There was a pregnant pause in the conversation.

“Good! Thank you!”

“That’s my girl,” Ella said.

“I don’t know why I ever worried about you, Cate. You seem to be managing life very well.”

“Thank you! I’m just putting one foot in front of the other the way you taught me to.”

Sara and Russ were thrilled to hear about Aunt Daisy’s recovery and that I was taking over her business. And Sara was especially excited that I was attempting to write a play. We had talked last night for more than an hour.

She said, “I remember when I was a little girl you used to say that all the time, that you wanted to write.”

“It’s still true,” I said.

“Remember all those silly plays we used to make up?”

“I sure do. There was a lot of laughing around the house in those days.”

“Well, if making up stories makes you happy, maybe that’s what you ought to be doing?”

Out of the mouths of babes, like they say.

So there I was, with my morning coffee, sitting on the chair at the desk allegedly used by the Heywards to write Mamba’s Daughters, writing about the Heywards themselves. I decided to call my play Folly Beach. The subtitle would be A One-Woman Show with Images. The story Dorothy Heyward wanted me to tell, or so I thought, was about the deep love she felt for DuBose, which bloomed the first moment she met him and then became all-consuming. Okay, I thought, where to begin? Well, she’s dead, I thought, so we have to bring her back to life so why not start in the cemetery? If anyone had a sense of humor, it was Dorothy Heyward and she would think it was a riot to rise from her grave, dust herself off, and set the record straight on a few things. Wait! Would she? Crap! Well, my lack of conviction was going to be a huge problem so I knew I’d better decide what it was I really thought and go with it. Scene: St. Philips Cemetery, Charleston, South Carolina . . .

I was on my way. The floodgates were officially open.

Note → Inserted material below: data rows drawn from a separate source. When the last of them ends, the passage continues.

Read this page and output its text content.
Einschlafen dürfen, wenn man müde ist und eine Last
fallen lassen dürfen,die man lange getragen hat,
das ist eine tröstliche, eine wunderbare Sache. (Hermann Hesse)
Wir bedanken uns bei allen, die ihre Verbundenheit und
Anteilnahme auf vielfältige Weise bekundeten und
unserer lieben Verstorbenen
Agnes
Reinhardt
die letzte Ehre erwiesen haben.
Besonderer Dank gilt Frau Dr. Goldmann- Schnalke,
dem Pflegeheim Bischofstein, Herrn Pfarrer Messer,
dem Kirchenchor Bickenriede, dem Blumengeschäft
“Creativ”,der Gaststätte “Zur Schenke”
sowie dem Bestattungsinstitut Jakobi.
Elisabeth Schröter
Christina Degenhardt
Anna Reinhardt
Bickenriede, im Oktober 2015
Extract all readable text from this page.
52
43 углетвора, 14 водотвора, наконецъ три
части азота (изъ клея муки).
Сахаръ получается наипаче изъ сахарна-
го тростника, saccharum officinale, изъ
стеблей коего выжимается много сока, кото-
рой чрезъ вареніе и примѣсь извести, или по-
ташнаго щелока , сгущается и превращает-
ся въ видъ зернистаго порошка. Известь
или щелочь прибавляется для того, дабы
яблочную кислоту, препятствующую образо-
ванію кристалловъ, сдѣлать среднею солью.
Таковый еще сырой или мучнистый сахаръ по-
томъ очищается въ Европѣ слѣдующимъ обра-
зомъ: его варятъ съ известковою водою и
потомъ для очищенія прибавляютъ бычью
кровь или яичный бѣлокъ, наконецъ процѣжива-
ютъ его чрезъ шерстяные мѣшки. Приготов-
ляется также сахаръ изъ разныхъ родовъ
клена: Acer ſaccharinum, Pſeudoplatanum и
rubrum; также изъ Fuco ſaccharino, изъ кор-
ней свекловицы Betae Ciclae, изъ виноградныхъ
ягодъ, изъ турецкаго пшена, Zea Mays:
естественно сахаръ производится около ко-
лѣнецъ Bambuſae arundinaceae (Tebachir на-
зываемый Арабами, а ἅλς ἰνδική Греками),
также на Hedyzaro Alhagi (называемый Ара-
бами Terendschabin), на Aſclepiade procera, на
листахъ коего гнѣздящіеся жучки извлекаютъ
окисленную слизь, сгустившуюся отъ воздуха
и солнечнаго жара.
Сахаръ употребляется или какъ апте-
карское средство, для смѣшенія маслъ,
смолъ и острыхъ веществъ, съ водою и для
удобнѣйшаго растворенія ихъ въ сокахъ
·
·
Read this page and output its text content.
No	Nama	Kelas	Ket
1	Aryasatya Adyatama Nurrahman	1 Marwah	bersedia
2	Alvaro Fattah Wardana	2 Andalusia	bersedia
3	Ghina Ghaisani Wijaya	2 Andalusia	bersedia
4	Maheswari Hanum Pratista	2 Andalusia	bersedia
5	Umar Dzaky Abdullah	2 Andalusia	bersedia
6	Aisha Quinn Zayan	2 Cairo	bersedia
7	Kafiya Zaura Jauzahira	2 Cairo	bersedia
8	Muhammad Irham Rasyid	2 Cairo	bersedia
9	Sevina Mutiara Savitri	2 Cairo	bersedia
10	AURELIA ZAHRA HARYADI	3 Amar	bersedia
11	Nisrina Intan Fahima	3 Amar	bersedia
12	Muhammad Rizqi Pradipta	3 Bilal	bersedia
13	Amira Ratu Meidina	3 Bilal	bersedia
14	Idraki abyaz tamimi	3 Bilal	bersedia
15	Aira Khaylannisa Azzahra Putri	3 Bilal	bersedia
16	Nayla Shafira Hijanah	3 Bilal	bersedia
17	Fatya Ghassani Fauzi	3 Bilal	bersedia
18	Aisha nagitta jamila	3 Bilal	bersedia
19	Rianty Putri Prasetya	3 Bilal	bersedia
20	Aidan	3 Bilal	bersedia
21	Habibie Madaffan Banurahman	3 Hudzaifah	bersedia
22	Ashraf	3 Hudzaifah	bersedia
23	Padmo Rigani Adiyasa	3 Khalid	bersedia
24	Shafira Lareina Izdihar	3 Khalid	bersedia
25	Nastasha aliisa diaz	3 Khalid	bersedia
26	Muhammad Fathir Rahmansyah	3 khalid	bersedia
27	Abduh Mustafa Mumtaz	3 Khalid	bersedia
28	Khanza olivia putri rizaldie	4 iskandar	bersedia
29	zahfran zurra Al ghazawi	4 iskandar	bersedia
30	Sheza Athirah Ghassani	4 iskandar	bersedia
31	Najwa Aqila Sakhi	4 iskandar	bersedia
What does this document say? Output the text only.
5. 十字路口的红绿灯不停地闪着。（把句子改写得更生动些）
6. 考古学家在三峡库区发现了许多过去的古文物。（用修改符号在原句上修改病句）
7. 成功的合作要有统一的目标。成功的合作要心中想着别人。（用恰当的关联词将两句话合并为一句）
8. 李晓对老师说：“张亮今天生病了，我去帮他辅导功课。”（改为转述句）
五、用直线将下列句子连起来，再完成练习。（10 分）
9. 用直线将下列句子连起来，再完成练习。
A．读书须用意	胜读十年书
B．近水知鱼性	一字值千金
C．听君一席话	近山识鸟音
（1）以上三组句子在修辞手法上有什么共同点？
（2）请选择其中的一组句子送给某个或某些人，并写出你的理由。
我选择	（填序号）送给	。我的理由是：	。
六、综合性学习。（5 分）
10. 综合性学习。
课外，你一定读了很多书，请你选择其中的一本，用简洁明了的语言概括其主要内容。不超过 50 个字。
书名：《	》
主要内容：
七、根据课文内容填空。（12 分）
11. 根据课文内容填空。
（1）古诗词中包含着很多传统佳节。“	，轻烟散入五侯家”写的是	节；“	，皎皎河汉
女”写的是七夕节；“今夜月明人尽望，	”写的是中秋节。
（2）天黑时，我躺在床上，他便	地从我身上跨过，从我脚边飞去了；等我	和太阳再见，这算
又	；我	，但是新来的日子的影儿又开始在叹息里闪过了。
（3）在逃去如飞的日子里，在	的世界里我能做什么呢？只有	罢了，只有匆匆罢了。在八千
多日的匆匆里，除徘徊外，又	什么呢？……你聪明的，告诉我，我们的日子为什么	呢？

I wrote and wrote, the story gushing out of me in twists and turns like the white water of the Chattahoochee River. I laughed, loving the fact that I was helping Dorothy tell the world so many things they did not know about her, about DuBose, his mother, George Gershwin, and on and on. I was having the most exhilarating time of my life! I stopped for a moment and thought, people made money like this? Incredible!

I did not hear the knock on the door so when I looked up to see John in the doorway of my room I nearly screamed.

“Oh!” I jumped in surprise.

“Sorry. Oh, gosh, I’m so sorry. I’ve been knocking on the door for five minutes. Then you didn’t answer your cell and I thought, oh please, don’t let anything have happened to you so I just walked in.”

“No! It’s fine. I was just . . .”

“In the zone, Cate. That’s what they call it when you’re writing and you tune out the whole world. Let me see what you’ve got.”

“What? Oh, no! I can’t. It’s just a draft!”

“I read drafts for a living. Remember?”